For his second directorial feature, Tobias Lindholm (The Hunt) delivers a kind of indifferent, matter-of-fact realism and because it cuts through all the fluff and artifice that has invaded commercial films without compromising momentum as a situation thriller, one must concede that Hijacking has upped the ante on Danish rebellion against the Hollywood system. The refusal to include actual scenes of the hijacking in a film specifically titled “A Hijacking” is no accident.
The cargo ship MV Rozen is hijacked by Somali pirates in the Indian Ocean. Among the eight men crew taken hostage is Mikkel (Pilou Asbæk), the ship’s cook. A translator for the pirates issues demand for $15M in exchange for their release. Back in Copenhagen, CEO of the shipping company Peter (Søren Malling) learns that gaining the upper hand demands patience. So negotiations play out in silence like a sociopathic Fischer-Spassky game: cold, calculated, unyielding.
This film’s quality is raw, unsympathetic and intuitive. Hijacking is filmed on location with a hand held camera in chronological sequence and onboard a sea freighter that was hijacked in the Indian Ocean. Casting also features a real life hostage negotiator as the central figure and naturally, Somali pirates.

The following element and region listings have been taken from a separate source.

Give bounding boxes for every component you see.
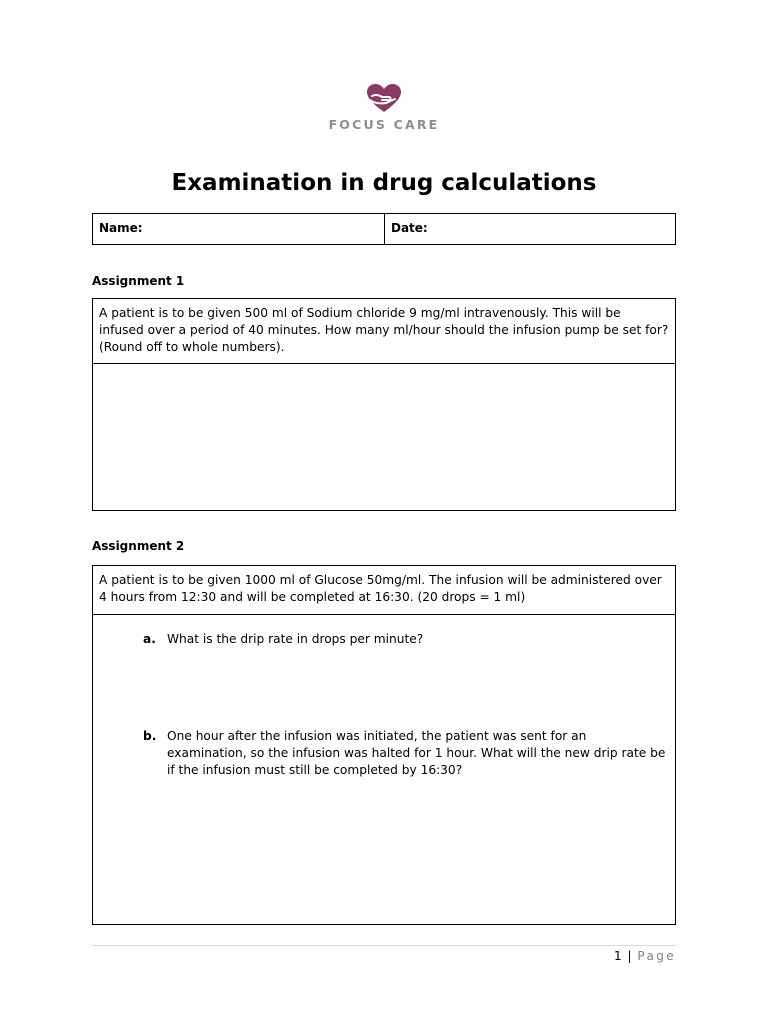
name-label: Name: xyxy=(99,221,143,235)
logo-text: FOCUS CARE xyxy=(328,117,440,132)
subquestion-text: One hour after the infusion was initiated, the patient was sent for an examination, so the infusion was halted for 1 hour. What will the new drip rate be if the infusion must still be completed by 16:30? xyxy=(167,729,666,777)
page-footer xyxy=(614,949,676,963)
assignment-1-question: A patient is to be given 500 ml of Sodium chloride 9 mg/ml intravenously. This will be infused over a period of 40 minutes. How many ml/hour should the infusion pump be set for? (Round off to whole numbers). xyxy=(93,299,675,364)
page-number: 1 xyxy=(614,949,622,963)
subquestion-letter: a. xyxy=(143,632,156,646)
subquestion-a xyxy=(143,631,667,648)
assignment-2-heading: Assignment 2 xyxy=(92,539,185,553)
footer-divider xyxy=(92,945,676,946)
subquestion-letter: b. xyxy=(143,729,157,743)
name-field[interactable] xyxy=(93,214,385,244)
page-title: Examination in drug calculations xyxy=(171,170,597,196)
page-word: Page xyxy=(637,949,676,963)
assignment-1-heading: Assignment 1 xyxy=(92,274,185,288)
subquestion-text: What is the drip rate in drops per minute? xyxy=(167,632,424,646)
assignment-2-box xyxy=(92,565,676,925)
page-separator: | xyxy=(627,949,632,963)
assignment-1-answer-area[interactable] xyxy=(93,364,675,510)
logo xyxy=(0,82,768,132)
heart-hands-icon xyxy=(364,82,404,114)
name-date-table xyxy=(92,213,676,245)
assignment-2-answer-area[interactable] xyxy=(93,615,675,924)
subquestion-b xyxy=(143,728,667,779)
date-field[interactable] xyxy=(385,214,675,244)
assignment-1-box xyxy=(92,298,676,511)
date-label: Date: xyxy=(391,221,428,235)
assignment-2-question: A patient is to be given 1000 ml of Glucose 50mg/ml. The infusion will be administered over 4 hours from 12:30 and will be completed at 16:30. (20 drops = 1 ml) xyxy=(93,566,675,615)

Arguably, mechanical reproduction of genuine conditions doesn’t guarantee a convincing film but in this case, it does. Hijacking looks so suitably stained with normality that one instantly recognizes the absence of gimmicky aesthetics. Unmanipulated, you resonate with the film’s fabric of reality while searching for something more, and in the process, gain access into psychological domains that underpin both Peter and Mikkel.
It’s not for nothing that Lindholm went through great lengths to replicate an uncomfortable, pressing scenario because the film offers reflection on an overlooked form of terrorism. Corporations may be showing it to employees as a resource on how to respond during such crises, but Hijacking’s masterstroke is the revelation of an impasse between the moral versus the practical.